12. The computer-implemented method of claim 11, wherein traversing the edges from the identified node to the related nodes comprises:

prioritizing traversal paths based on edge relevance scores;

aggregating information from the nodes encountered during traversal to generate a response to the query.

13. The computer-implemented method of claim 1, wherein at least a subset of the plurality of prompts generated are questions, each question being derived to elicit specific information from the corresponding division of text.

14. The computer-implemented method of claim 1, wherein the query is manually inputted by a user through an interface. or b. is automatically generated based on a topic or project context specified by the user, the topic or project context being associated with predefined keywords or parameters.

15. The computer-implemented method of claim 1, wherein the query is automatically generated based on a topic of a project specific by a user.

16. The computer-implemented method of claim 1, further comprising generating a response to the query, wherein generating the response to the query comprises:

retrieving relevant nodes and edges from a knowledge graph, the nodes and edges determined to be relevant to the query;

synthesizing retrieved information into an output format, the output format being text, a table, or a graphical representation; and

causing, at a user interface, to display an output to the user in the output format.

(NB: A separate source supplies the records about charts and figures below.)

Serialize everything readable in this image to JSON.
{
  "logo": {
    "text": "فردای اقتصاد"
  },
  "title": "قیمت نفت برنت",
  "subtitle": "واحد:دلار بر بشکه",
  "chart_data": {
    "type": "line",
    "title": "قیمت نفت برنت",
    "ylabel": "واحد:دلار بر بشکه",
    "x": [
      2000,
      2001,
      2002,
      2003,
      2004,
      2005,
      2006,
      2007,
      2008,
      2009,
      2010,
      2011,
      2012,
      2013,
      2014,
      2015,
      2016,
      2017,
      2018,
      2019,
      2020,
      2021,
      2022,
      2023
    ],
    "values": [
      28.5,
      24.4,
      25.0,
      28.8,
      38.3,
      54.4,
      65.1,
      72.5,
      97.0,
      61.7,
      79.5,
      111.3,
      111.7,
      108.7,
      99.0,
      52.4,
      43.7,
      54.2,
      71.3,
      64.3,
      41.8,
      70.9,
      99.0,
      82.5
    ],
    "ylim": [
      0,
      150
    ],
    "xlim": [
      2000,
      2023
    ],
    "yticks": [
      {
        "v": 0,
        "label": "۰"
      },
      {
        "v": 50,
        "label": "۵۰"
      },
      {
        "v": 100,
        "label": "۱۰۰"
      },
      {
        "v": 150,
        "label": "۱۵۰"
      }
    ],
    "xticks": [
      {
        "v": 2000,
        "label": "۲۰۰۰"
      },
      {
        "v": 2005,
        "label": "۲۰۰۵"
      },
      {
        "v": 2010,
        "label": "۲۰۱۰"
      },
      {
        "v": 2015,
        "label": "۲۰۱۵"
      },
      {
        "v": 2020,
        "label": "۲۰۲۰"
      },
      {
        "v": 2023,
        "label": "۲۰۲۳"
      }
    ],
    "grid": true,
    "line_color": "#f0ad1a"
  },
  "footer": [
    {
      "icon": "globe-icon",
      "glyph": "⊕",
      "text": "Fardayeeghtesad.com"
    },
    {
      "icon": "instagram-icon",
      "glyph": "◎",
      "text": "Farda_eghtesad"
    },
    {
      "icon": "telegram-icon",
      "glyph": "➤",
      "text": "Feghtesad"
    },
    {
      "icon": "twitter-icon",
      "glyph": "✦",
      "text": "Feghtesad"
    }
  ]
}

17. The computer-implemented method of claim 1, further comprising generating a response to the query, wherein the response comprises:

a textual summary generated using a transformer-based language model, the summary incorporating entities and relationships relevant to the query; and

a structured table summarizing numerical data retrieved from the documents containing the entities.

18. The computer-implemented method of claim 1, further comprising generating a response to the query, wherein generating the response to the query comprises:

creating an interactive visualization; and

enabling user interaction with the visualization to explore relationships between entities.

19. A system comprising:

one or more processors; and

memory storing instructions, wherein the instructions, when executed by the one or more processors, cause the one or more processors to perform steps comprising:

receiving a query;

converting the query to one or more query embeddings;

20. A system comprising:

a data store storing a knowledge graph;

a computing system comprising one or more processors and memory, the memory storing instructions, wherein the instructions, when executed by the one or more processors, cause the one or more processors to perform steps comprising:

receiving a query;

converting the query to one or more query embeddings;

identifying one or more documents in one or more prompt-embedding clusters to which the one or more prompts that are relevant to the query belong; and

a graphical user interface of an application in communication with the computing system, the graphical user interface configured to generate a response to the query.